Encounter Studio: experiments + journeys

brief notes on experimental photographic journeys

a solo exhibition: Edgelands

I've been invited to have a solo exhibition at Manning Clark House in Canberra in November 2014. I've decided to structure it around edge lands as this conception of wasteland is a strand that runs through the  history of my photography.   Edgelands would include photos from Port Adelaide, Andamooka, Chowilla in the SA Riverland, Adelaide, Queenstown Tasmania, Melbourne, etc. Some would large and some medium; some black and white and some in colour.  

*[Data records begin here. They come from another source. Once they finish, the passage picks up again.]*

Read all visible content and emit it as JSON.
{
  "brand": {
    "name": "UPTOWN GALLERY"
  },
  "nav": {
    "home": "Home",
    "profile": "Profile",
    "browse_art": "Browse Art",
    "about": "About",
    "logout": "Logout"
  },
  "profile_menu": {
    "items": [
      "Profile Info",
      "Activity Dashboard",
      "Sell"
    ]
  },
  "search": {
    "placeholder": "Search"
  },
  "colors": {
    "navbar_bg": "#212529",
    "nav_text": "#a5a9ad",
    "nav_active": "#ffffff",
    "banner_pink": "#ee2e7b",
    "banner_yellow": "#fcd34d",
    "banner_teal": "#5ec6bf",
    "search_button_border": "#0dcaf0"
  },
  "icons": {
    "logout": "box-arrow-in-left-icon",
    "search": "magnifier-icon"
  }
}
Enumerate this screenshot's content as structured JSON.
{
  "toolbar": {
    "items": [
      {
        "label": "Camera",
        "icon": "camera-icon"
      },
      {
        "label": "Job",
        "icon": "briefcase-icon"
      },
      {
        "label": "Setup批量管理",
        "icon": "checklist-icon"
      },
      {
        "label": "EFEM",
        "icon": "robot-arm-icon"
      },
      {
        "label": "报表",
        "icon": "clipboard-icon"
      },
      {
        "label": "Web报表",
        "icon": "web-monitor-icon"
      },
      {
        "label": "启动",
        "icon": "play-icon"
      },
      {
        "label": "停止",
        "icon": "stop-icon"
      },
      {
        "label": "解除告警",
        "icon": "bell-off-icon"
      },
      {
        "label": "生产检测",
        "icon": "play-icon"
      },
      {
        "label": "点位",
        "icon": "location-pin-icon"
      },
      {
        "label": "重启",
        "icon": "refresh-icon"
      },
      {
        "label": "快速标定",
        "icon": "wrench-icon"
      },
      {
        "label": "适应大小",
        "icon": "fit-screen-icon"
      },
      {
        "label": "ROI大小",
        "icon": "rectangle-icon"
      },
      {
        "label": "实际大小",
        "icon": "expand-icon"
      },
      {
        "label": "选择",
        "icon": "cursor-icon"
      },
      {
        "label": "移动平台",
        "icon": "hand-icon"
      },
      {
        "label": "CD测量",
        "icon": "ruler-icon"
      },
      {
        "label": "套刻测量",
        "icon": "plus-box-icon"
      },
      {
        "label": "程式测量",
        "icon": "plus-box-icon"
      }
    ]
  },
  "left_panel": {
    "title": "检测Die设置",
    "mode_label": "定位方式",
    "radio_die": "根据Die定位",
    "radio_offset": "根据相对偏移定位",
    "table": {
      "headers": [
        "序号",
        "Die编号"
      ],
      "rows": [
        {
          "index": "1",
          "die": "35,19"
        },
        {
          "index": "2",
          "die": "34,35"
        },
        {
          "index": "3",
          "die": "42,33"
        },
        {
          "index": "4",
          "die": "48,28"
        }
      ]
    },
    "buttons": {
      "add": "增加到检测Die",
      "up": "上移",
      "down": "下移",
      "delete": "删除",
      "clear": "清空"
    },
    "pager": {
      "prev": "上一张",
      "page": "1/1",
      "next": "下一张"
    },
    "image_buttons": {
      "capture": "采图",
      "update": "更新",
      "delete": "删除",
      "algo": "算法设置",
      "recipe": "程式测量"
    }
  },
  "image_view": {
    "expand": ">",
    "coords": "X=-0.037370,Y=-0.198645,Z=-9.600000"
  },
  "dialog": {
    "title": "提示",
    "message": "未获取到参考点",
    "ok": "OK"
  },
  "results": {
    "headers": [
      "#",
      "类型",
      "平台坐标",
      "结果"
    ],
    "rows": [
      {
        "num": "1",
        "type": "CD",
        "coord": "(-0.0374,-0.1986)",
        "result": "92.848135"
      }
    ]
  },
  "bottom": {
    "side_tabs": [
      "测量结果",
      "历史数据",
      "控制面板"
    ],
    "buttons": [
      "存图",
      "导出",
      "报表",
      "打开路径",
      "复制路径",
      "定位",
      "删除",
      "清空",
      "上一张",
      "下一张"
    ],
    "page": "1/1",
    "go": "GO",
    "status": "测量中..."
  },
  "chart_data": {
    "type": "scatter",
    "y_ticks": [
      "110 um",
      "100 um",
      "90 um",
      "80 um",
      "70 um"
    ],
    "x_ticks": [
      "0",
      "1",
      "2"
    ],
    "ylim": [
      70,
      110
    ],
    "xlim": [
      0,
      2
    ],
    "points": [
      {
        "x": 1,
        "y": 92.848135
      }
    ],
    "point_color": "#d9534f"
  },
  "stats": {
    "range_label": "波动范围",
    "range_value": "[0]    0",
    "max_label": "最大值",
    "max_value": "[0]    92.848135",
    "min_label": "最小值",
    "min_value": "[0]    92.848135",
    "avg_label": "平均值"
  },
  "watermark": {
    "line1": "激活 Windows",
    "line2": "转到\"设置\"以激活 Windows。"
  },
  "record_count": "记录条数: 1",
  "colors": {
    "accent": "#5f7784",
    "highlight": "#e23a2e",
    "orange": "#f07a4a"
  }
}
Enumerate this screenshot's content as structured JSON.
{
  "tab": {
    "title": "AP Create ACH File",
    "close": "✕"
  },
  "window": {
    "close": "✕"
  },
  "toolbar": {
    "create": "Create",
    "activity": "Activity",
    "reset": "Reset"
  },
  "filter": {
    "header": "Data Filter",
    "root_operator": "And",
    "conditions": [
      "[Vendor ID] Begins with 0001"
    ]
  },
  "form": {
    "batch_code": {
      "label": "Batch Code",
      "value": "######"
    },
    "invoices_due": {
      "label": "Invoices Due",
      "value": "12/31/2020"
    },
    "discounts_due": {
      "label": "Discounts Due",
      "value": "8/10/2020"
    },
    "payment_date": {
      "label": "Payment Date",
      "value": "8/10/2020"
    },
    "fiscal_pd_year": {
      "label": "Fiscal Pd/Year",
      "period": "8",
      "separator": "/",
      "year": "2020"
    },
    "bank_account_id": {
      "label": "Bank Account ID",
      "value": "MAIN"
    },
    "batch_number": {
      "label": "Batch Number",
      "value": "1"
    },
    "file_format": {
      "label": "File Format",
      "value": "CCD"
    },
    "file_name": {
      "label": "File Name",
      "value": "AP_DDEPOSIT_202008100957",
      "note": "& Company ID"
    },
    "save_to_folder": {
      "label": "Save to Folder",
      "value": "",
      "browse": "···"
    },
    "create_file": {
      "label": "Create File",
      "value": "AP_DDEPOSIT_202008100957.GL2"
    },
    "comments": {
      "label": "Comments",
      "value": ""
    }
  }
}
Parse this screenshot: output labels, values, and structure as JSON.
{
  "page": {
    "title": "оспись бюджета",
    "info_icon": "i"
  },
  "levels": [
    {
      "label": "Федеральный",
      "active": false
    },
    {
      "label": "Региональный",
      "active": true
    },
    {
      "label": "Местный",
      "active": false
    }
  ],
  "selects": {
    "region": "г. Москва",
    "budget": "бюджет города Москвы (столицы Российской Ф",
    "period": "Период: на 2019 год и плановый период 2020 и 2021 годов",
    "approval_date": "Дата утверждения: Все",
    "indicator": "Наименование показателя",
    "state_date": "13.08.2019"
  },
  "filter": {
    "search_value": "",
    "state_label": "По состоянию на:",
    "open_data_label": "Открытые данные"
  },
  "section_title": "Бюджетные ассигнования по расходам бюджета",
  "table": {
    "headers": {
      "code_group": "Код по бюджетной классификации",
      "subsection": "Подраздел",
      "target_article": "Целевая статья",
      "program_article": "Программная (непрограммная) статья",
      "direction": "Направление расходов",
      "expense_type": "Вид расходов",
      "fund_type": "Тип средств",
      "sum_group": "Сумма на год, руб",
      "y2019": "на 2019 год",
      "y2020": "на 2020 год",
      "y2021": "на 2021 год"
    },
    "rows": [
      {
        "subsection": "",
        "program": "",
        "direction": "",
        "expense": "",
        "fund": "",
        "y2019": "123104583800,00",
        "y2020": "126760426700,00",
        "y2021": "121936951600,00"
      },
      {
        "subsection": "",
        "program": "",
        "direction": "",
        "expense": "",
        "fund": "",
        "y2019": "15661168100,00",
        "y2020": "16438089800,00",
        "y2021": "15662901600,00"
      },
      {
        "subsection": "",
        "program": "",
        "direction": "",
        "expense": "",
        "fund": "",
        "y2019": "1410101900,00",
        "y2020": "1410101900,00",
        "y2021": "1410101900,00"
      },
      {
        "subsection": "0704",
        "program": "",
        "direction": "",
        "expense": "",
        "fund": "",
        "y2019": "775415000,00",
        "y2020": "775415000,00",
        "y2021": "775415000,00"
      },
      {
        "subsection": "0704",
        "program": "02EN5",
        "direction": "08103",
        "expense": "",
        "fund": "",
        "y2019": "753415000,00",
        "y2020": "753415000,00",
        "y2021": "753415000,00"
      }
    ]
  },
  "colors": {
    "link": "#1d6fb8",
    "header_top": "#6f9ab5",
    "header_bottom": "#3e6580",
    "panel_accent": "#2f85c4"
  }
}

 Edgeland  is a way of exploring  how place, landscape, space are represented in visual form and how different places invite different ways of seeing in our visual culture.    It is characterised by rubbish tips and warehouses, derelict industrial plant, dying settlements,  allotments and fragmented, frequently scruffy, farmland. It is an interfacial rim that has always separated settlements from the countryside to a greater or lesser extent. It is the territory where town and country meet and are usually seen as blots on the landscape. 
  
Place is bounded and specific to a location, and is a materialization of social forms and practices as well as affective experience. Space tends to be understood as abstract, unlimited, universalizing, and continuous. Places are often more grounded, serve as reference points in our lives, and have distinct qualities that give people a sense of belonging. In this context landscape refers to  an environment that has been modified, enhanced, or exploited through human activity, and begin to question how we experience and cultivate our relation to the environment. 
For most, the non-human environment is the “natural” world, and “nature” is largely imagined as something prior to and separate from human activity. Yet there really is no natural environment in the sense of being untouched, and we are increasingly recognizing the impact people have upon the earth and well beyond. In Australia this conception of nature is termed wilderness.

Edgelands  that people experience have, to some degree, been shaped by human activity. They have  an ecological dimension and a form of  nature  that is produced. This way of thinking about how the environment has been shaped by human activity  suggests that edge lands are  produced through the ongoing interaction of nature, culture and human activity.